An alkalide is a chemical compound in which alkali metal atoms are anions (negative ions) with a charge or oxidation state of −1. Until the first discovery of alkalides in the 1970s, alkali metals were known to appear in salts only as cations (positive ions) with a charge or oxidation state of +1. These types of compounds are of theoretical interest due to their unusual stoichiometry and low ionization potentials. Alkalide compounds are chemically related to the electrides, salts in which trapped electrons are effectively the anions.

=="Normal" alkali metal compounds==
Alkali metals form many well-known stable salts. Sodium chloride (common table salt), Na+Cl-, illustrates the usual role of an alkali metal such as sodium. In the empirical formula for this ionic compound, the positively charged sodium ion is balanced by a negatively charged chloride ion. The traditional explanation for stable Na+ is that the loss of one electron from elemental sodium to produce a cation with charge of +1 produces a stable closed-shell electron configuration.

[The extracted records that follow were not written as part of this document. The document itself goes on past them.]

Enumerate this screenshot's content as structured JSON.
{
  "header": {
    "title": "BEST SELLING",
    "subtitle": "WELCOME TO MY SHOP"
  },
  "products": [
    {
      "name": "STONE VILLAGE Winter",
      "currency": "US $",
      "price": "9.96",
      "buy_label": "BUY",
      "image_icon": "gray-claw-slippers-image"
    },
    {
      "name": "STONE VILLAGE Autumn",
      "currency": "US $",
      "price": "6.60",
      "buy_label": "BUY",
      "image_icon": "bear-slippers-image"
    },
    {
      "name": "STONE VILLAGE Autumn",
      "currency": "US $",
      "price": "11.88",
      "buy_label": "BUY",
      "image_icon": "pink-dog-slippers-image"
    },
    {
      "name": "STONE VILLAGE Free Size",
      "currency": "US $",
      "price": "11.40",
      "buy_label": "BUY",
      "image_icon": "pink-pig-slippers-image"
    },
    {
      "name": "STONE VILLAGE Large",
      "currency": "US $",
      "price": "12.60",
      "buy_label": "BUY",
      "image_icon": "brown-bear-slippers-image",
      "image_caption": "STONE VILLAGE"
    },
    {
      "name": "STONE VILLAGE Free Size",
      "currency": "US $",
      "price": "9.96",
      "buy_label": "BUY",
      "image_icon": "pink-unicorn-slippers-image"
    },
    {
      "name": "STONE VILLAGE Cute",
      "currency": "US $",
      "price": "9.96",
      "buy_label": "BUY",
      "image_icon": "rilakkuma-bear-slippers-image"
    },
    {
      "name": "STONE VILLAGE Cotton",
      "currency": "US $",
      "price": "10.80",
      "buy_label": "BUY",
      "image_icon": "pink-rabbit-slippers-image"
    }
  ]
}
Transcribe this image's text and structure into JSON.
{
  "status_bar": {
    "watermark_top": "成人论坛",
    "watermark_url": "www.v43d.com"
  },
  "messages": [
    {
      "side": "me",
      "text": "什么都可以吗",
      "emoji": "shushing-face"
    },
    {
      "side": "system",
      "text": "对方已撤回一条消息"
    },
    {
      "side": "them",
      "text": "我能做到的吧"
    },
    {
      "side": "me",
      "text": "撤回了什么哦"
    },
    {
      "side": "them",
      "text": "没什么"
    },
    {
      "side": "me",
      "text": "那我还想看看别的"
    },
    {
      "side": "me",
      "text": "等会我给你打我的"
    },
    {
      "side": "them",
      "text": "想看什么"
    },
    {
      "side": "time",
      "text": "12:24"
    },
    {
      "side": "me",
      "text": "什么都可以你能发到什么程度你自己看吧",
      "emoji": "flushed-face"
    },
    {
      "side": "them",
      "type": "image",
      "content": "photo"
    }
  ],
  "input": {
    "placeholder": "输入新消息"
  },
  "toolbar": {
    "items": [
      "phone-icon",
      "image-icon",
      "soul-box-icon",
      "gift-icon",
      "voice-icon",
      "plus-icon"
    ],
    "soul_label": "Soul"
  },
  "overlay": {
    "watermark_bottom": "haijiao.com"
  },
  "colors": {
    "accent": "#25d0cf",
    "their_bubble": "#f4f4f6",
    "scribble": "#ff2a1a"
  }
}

==Nomenclature and known cases==
There are known alkalides for some of the alkali metals:
- Sodide or natride, Na−
- Potasside or kalide, K−
- Rubidide, Rb−
- Caeside, Cs−

Alkalides of the other alkali metals have not yet been discovered:
- Lithide, Li−
- Francide, Fr−

==Examples==
Normally, alkalides are thermally labile due to the high reactivity of the alkalide anion, which is theoretically able to break most covalent bonds including the carbon–oxygen bonds in a typical cryptand. The introduction of a special cryptand ligand containing amines instead of ether linkages has allowed the isolation of kalides and natrides that are stable at room temperature.

Several alkalides have been synthesized:
- A compound in which hydrogen ions are encapsulated by adamanzane, known as hydrogen natride or "inverse sodium hydride" (hydrogen sodide or hydrogen natride H+Na−), has been observed.
- Sodium-crypt natride, [Na(cryptand[2.2.2])]^{+}Na^{−}, has been observed. This salt contains both Na+ and Na−. The cryptand isolates and stabilizes the Na+, preventing it from being reduced by the Na−.
- Barium azacryptand-sodide, Ba^{2+}[H_{5}Azacryptand[2.2.2]]^{−}Na^{−}⋅2CH_{3}NH_{2}, has been synthesized.
- Anionic sodium dimers (Na2)(2-) have been observed.